Romero may be treated with the medication ZMab, one of the agents used to produce the experimental drug ZMapp, global supplies of which have dried up. 

Romero is thought to have contracted the disease in late September in a Madrid hospital while caring for a Spanish missionary infected with Ebola in Africa who later died.

Romero has said she thought she might have developed Ebola after brushing her face with a glove -- pointing to possible gaps in the safety protocols in hospitals treating Ebola patients.

US health care worker contracts Ebola

A health care worker in the US state of Texas who treated an Ebola victim has also tested positive for the deadly virus, dealing a blow to the global battle to stem the epidemic and sparking questions about safety precautions.

Top US health officials have said a breach of protocol was to blame for the new Ebola case -- which if confirmed would be the second diagnosed outside Africa and the first contracted on US soil.

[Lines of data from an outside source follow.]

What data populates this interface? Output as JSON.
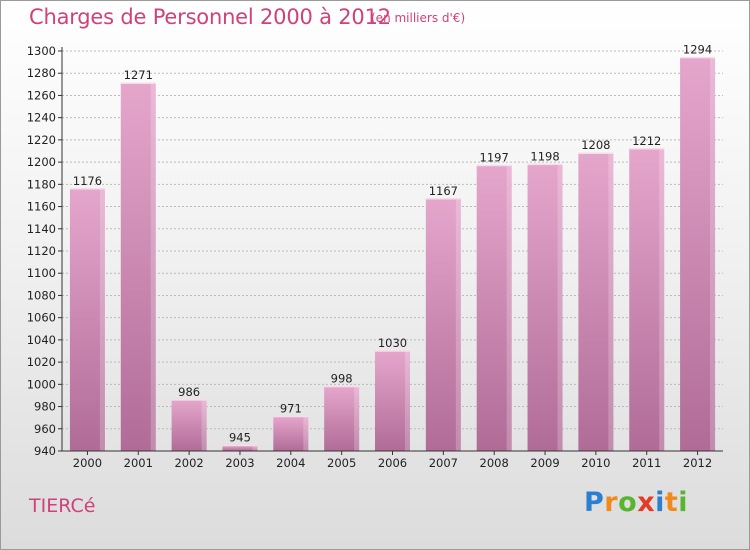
{
  "title": "Charges de Personnel 2000 à 2012",
  "subtitle": "(en milliers d'€)",
  "commune": "TIERCé",
  "logo": {
    "letters": [
      "P",
      "r",
      "o",
      "x",
      "i",
      "t",
      "i"
    ]
  },
  "colors": {
    "title": "#d0417a",
    "bar_top": "#e5a6cc",
    "bar_bottom": "#b06c97",
    "grid": "#bbbbbb"
  },
  "chart_data": {
    "type": "bar",
    "title": "Charges de Personnel 2000 à 2012",
    "subtitle": "(en milliers d'€)",
    "categories": [
      "2000",
      "2001",
      "2002",
      "2003",
      "2004",
      "2005",
      "2006",
      "2007",
      "2008",
      "2009",
      "2010",
      "2011",
      "2012"
    ],
    "values": [
      1176,
      1271,
      986,
      945,
      971,
      998,
      1030,
      1167,
      1197,
      1198,
      1208,
      1212,
      1294
    ],
    "ylim": [
      940,
      1300
    ],
    "ytick_step": 20,
    "grid": true,
    "xlabel": "",
    "ylabel": ""
  }
}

Her case has sparked an investigation by the US Centers for Disease Control and Prevention (CDC), and a hunt for more health care workers who may have been exposed to the dangerous virus.

More than 4,000 people have died of Ebola since the start of the year — most of them in hardest-hit Guinea, Sierra Leone and Liberia — and the epidemic appears to be outpacing efforts to fight it.

"We are deeply concerned by the news that a health care worker in Texas has tested preliminarily positive for infection with Ebola virus," CDC chief Tom Frieden told reporters.

"We don't know what occurred in the care of the index patient, the original patient in Dallas, but at some point there was a breach in protocol and that breach in protocol resulted in this infection."

David Lakey, commissioner of the Texas Department of State Health Services, insisted that authorities were "working with extreme diligence to prevent further spread."